Brian Kaus

Personal information
- Full name: Brian Normann Kaus
- Date of birth: 5 July 1967 (age 58)
- Place of birth: Denmark
- Positions: Defender; midfielder;

Senior career*
- Years: Team / Apps / (Gls)
- Brønshøj Boldklub
- -1992: Boldklubben 1903 / 42+ / (1+)
- 1992-1994: F.C. Copenhagen / 51 / (8)
- 1994-1995/96: Lyngby Boldklub / 40 / (3)
- 1995/96-2003/04: Brønshøj Boldklub

International career
- 1993: Denmark / 1 / (0)

= Brian Kaus =

Danish footballer (born 1967)

Brian Normann Kaus (born 5 July 1967) in is a Danish retired footballer.

==Career==

At the age of 17, Kaus debuted for Brønshøj Boldklub in the Danish top flight after scoring 27 goals for the youth team.

In 1992, he signed for newly formed Copenhagen where he peaked as a player, helping them win the league on their first season.

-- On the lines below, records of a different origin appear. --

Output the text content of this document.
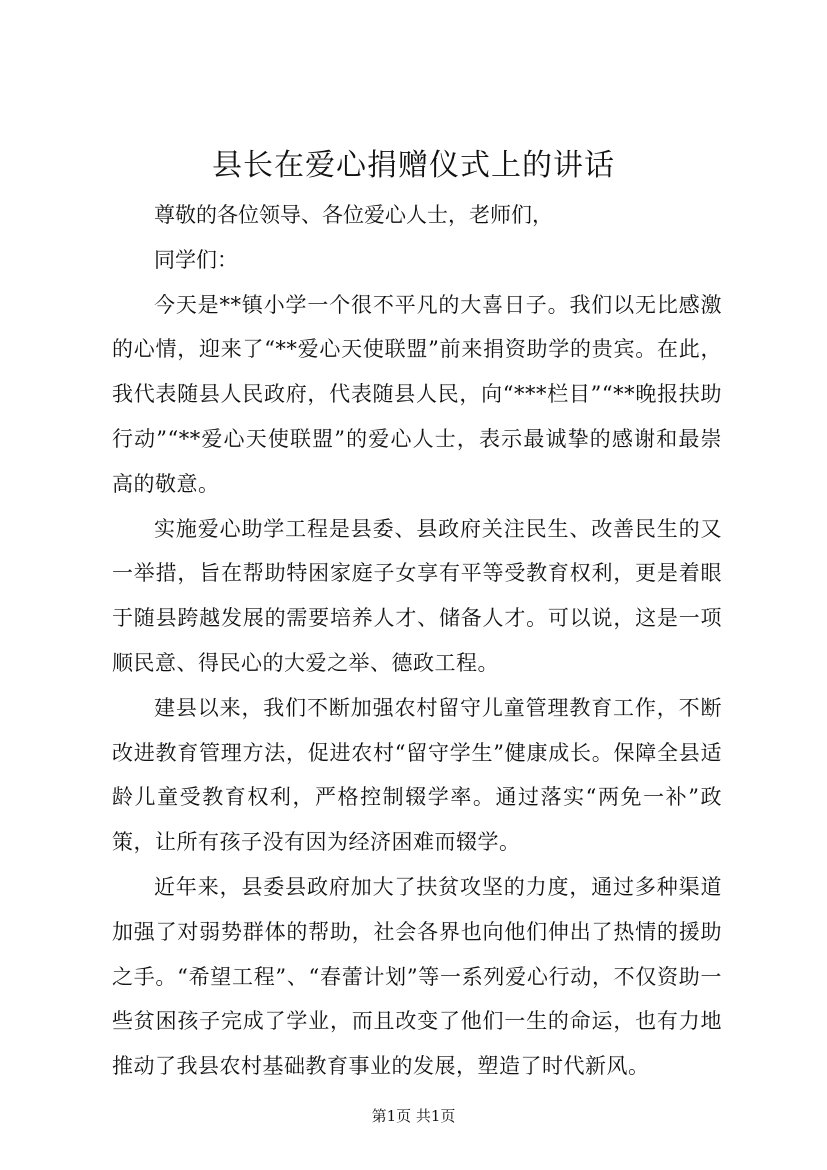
县长在爱心捐赠仪式上的讲话

尊敬的各位领导、各位爱心人士，老师们，

同学们：

今天是**镇小学一个很不平凡的大喜日子。我们以无比感激的心情，迎来了“**爱心天使联盟”前来捐资助学的贵宾。在此，我代表随县人民政府，代表随县人民，向“***栏目”“**晚报扶助行动”“**爱心天使联盟”的爱心人士，表示最诚挚的感谢和最崇高的敬意。

实施爱心助学工程是县委、县政府关注民生、改善民生的又一举措，旨在帮助特困家庭子女享有平等受教育权利，更是着眼于随县跨越发展的需要培养人才、储备人才。可以说，这是一项顺民意、得民心的大爱之举、德政工程。

建县以来，我们不断加强农村留守儿童管理教育工作，不断改进教育管理方法，促进农村“留守学生”健康成长。保障全县适龄儿童受教育权利，严格控制辍学率。通过落实“两免一补”政策，让所有孩子没有因为经济困难而辍学。

近年来，县委县政府加大了扶贫攻坚的力度，通过多种渠道加强了对弱势群体的帮助，社会各界也向他们伸出了热情的援助之手。“希望工程”、“春蕾计划”等一系列爱心行动，不仅资助一些贫困孩子完成了学业，而且改变了他们一生的命运，也有力地推动了我县农村基础教育事业的发展，塑造了时代新风。

第1页 共1页
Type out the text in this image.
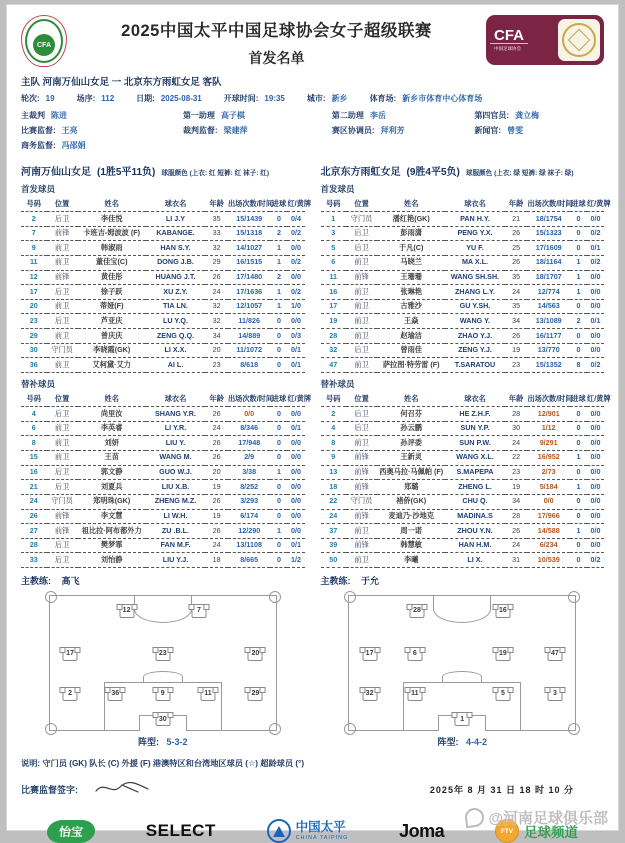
CFA
2025中国太平中国足球协会女子超级联赛
首发名单
CFA
中国足球协会
主队 河南万仙山女足 一 北京东方雨虹女足 客队
轮次: 19	场序: 112	日期: 2025-08-31	开球时间: 19:35	城市: 新乡	体育场: 新乡市体育中心体育场
主裁判 陈进	第一助理 高子棋	第二助理 李岳	第四官员: 龚立梅
比赛监督: 王亮	裁判监督: 梁建萍	赛区协调员: 拜利芳	新闻官: 曾雯
商务监督: 冯邵娟
河南万仙山女足 (1胜5平11负) 球服颜色 (上衣: 红 短裤: 红 袜子: 红)
首发球员
号码	位置	姓名	球衣名	年龄	出场次数/时间	进球	红/黄牌
2	后卫	李佳悦	LI J.Y	35	15/1439	0	0/4
7	前锋	卡班吉-姆波波 (F)	KABANGE.	33	15/1318	2	0/2
9	前卫	韩淑雨	HAN S.Y.	32	14/1027	1	0/0
11	前卫	董佳宝(C)	DONG J.B.	29	16/1515	1	0/2
12	前锋	黄佳彤	HUANG J.T.	26	17/1480	2	0/0
17	后卫	徐子跃	XU Z.Y.	24	17/1636	1	0/2
20	前卫	蒂娅(F)	TIA LN.	32	12/1057	1	1/0
23	后卫	芦亚庆	LU Y.Q.	32	11/826	0	0/0
29	前卫	曾庆庆	ZENG Q.Q.	34	14/889	0	0/3
30	守门员	李晓霞(GK)	LI X.X.	20	11/1072	0	0/1
36	前卫	艾柯黛·艾力	AI L.	23	8/618	0	0/1
替补球员
号码	位置	姓名	球衣名	年龄	出场次数/时间	进球	红/黄牌
4	后卫	尚里汝	SHANG Y.R.	26	0/0	0	0/0
6	前卫	李英睿	LI Y.R.	24	8/346	0	0/1
8	前卫	刘妍	LIU Y.	26	17/948	0	0/0
15	前卫	王苗	WANG M.	26	2/9	0	0/0
16	后卫	郭文静	GUO W.J.	20	3/38	1	0/0
21	后卫	刘夏兵	LIU X.B.	19	8/252	0	0/0
24	守门员	郑明珠(GK)	ZHENG M.Z.	26	3/293	0	0/0
26	前锋	李文慧	LI W.H.	19	6/174	0	0/0
27	前锋	祖比拉·阿布都外力	ZU .B.L.	26	12/290	1	0/0
28	后卫	樊梦霏	FAN M.F.	24	13/1108	0	0/1
33	后卫	刘怡静	LIU Y.J.	18	8/665	0	1/2
主教练: 高飞
12	7
17	23	20
2	36	9	11	29
30
阵型: 5-3-2
北京东方雨虹女足 (9胜4平5负) 球服颜色 (上衣: 绿 短裤: 绿 袜子: 绿)
首发球员
号码	位置	姓名	球衣名	年龄	出场次数/时间	进球	红/黄牌
1	守门员	潘红艳(GK)	PAN H.Y.	21	18/1754	0	0/0
3	后卫	彭雨潇	PENG Y.X.	26	15/1323	0	0/2
5	后卫	于凡(C)	YU F.	25	17/1609	0	0/1
6	前卫	马晓兰	MA X.L.	26	18/1164	1	0/2
11	前锋	王珊珊	WANG SH.SH.	35	18/1707	1	0/0
16	前卫	张琳艳	ZHANG L.Y.	24	12/774	1	0/0
17	前卫	古雅沙	GU Y.SH.	35	14/563	0	0/0
19	前卫	王焱	WANG Y.	34	13/1089	2	0/1
28	前卫	赵瑜洁	ZHAO Y.J.	26	16/1177	0	0/0
32	后卫	曾雨佳	ZENG Y.J.	19	13/770	0	0/0
47	前卫	萨拉图·特劳雷 (F)	T.SARATOU	23	15/1352	8	0/2
替补球员
号码	位置	姓名	球衣名	年龄	出场次数/时间	进球	红/黄牌
2	后卫	何召芬	HE Z.H.F.	28	12/901	0	0/0
4	后卫	孙云鹏	SUN Y.P.	30	1/12	0	0/0
8	前卫	孙评委	SUN P.W.	24	9/291	0	0/0
9	前锋	王新灵	WANG X.L.	22	16/952	1	0/0
13	前锋	西奥马拉·马佩帕 (F)	S.MAPEPA	23	2/73	0	0/0
18	前锋	郑璐	ZHENG L.	19	5/184	1	0/0
22	守门员	褚侨(GK)	CHU Q.	34	0/0	0	0/0
24	前锋	麦迪乃·沙地克	MADINA.S	28	17/966	0	0/0
37	前卫	周一诺	ZHOU Y.N.	26	14/588	1	0/0
39	前锋	韩慧敏	HAN H.M.	24	6/234	0	0/0
50	前卫	李曦	LI X.	31	10/539	0	0/2
主教练: 于允
28	16
17	6	19	47
32	11	5	3
1
阵型: 4-4-2
说明: 守门员 (GK) 队长 (C) 外援 (F) 港澳特区和台湾地区球员 (☆) 超龄球员 (°)
比赛监督签字:	2025年 8 月 31 日 18 时 10 分
怡宝	SELECT	中国太平
CHINA TAIPING	Joma	FTV 足球频道
@河南足球俱乐部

Copenhagen went on to become Denmark's most successful club.

In 1993, Kaus made his solitary appearance for the Denmark national team against the United States.

For the second half of 1995/96, he returned to Brønshøj Boldklub, staying there until 2003/04.

Kaus is Brønshøj Boldklub's top appearance-maker of all time, with 250 appearances.